RMSprop

RMSprop#

class braintools.optim.RMSprop(lr=0.01, alpha=0.99, eps=1e-08, weight_decay=0.0, momentum=0.0, centered=False, grad_clip_norm=None, grad_clip_value=None)#

RMSprop (Root Mean Square Propagation) optimizer.

RMSprop divides the learning rate by an exponentially decaying average of squared gradients. This helps the optimizer navigate ravines, where the surface curves much more steeply in one dimension than in another.

Parameters:
  • lr (float | LRScheduler) – Learning rate. Can be a float or LRScheduler instance.

  • alpha (float) – Smoothing constant (decay rate for moving average of squared gradients).

  • eps (float) – Term added to the denominator to improve numerical stability.

  • weight_decay (float) – Weight decay (L2 penalty) coefficient.

  • momentum (float) – Momentum factor. If > 0, uses momentum-based RMSprop.

  • centered (bool) – If True, compute centered RMSprop (normalizes gradient by variance estimate).

  • grad_clip_norm (float | None) – Maximum gradient norm for clipping.

  • grad_clip_value (float | None) – Maximum gradient value for clipping.

Notes

The RMSprop update is computed as:

\[ \begin{align}\begin{aligned}E[g^2]_t = \alpha E[g^2]_{t-1} + (1 - \alpha) g_t^2\\\theta_t = \theta_{t-1} - \frac{\eta}{\sqrt{E[g^2]_t + \epsilon}} g_t\end{aligned}\end{align} \]

where \(\alpha\) is the decay rate, \(g_t\) is the gradient, \(\eta\) is the learning rate, and \(\epsilon\) is for numerical stability.

With centered=True:

\[ \begin{align}\begin{aligned}E[g]_t = \alpha E[g]_{t-1} + (1 - \alpha) g_t\\\theta_t = \theta_{t-1} - \frac{\eta}{\sqrt{E[g^2]_t - E[g]_t^2 + \epsilon}} g_t\end{aligned}\end{align} \]

References

Examples

Basic RMSprop usage:

>>> import brainstate
>>> import braintools
>>>
>>> model = brainstate.nn.Linear(10, 5)
>>> optimizer = braintools.optim.RMSprop(lr=0.01)
>>> optimizer.register_trainable_weights(model.states(brainstate.ParamState))

RMSprop with momentum:

>>> optimizer = braintools.optim.RMSprop(lr=0.01, momentum=0.9)
>>> optimizer.register_trainable_weights(model.states(brainstate.ParamState))

Centered RMSprop:

>>> optimizer = braintools.optim.RMSprop(lr=0.01, centered=True)
>>> optimizer.register_trainable_weights(model.states(brainstate.ParamState))

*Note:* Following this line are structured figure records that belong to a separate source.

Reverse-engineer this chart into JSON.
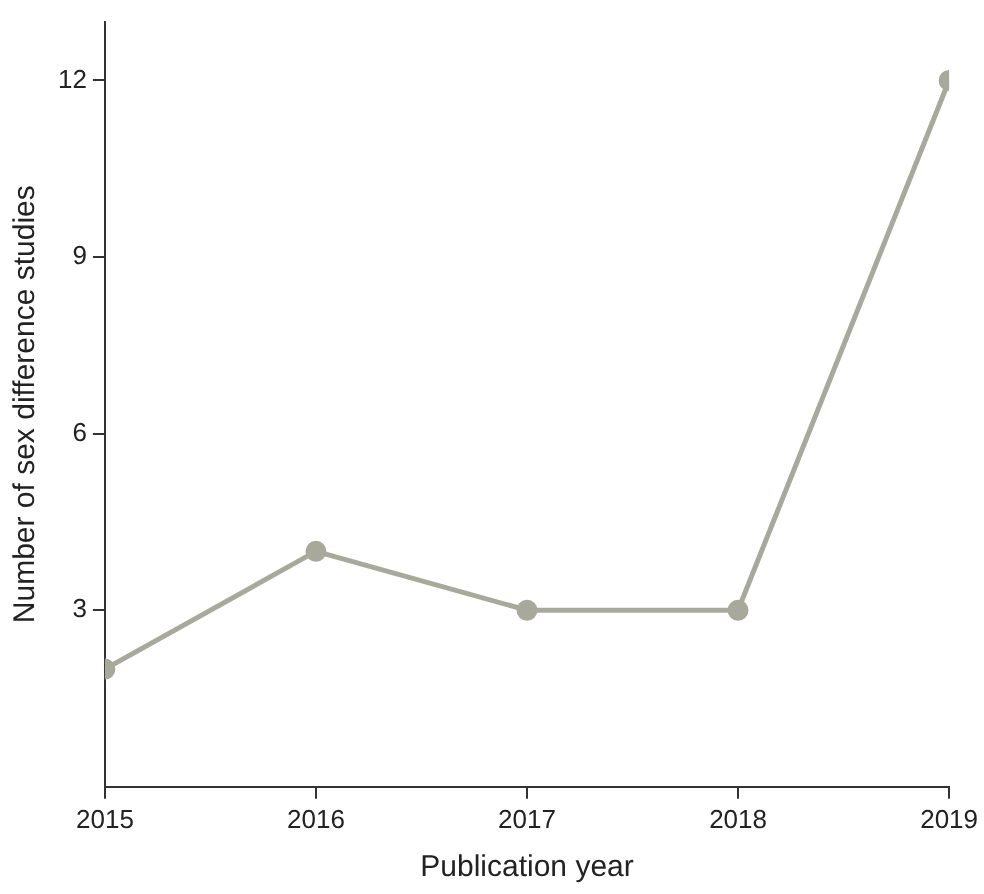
{
  "chart_data": {
    "type": "line",
    "xlabel": "Publication year",
    "ylabel": "Number of sex difference studies",
    "x": [
      2015,
      2016,
      2017,
      2018,
      2019
    ],
    "series": [
      {
        "color": "#a9a99b",
        "values": [
          2,
          4,
          3,
          3,
          12
        ]
      }
    ],
    "xlim": [
      2015,
      2019
    ],
    "xticks": [
      2015,
      2016,
      2017,
      2018,
      2019
    ],
    "ylim": [
      0,
      13
    ],
    "yticks": [
      3,
      6,
      9,
      12
    ],
    "grid": false,
    "legend": false,
    "marker": "circle",
    "line_style": "solid"
  }
}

RMSprop with custom alpha:

>>> optimizer = braintools.optim.RMSprop(lr=0.01, alpha=0.95)
>>> optimizer.register_trainable_weights(model.states(brainstate.ParamState))

See also

Adagrad

Adaptive gradient algorithm

Adadelta

Extension of Adagrad

Adam

Combines RMSprop with momentum

default_tx()[source]#

Create RMSprop-specific gradient transformation.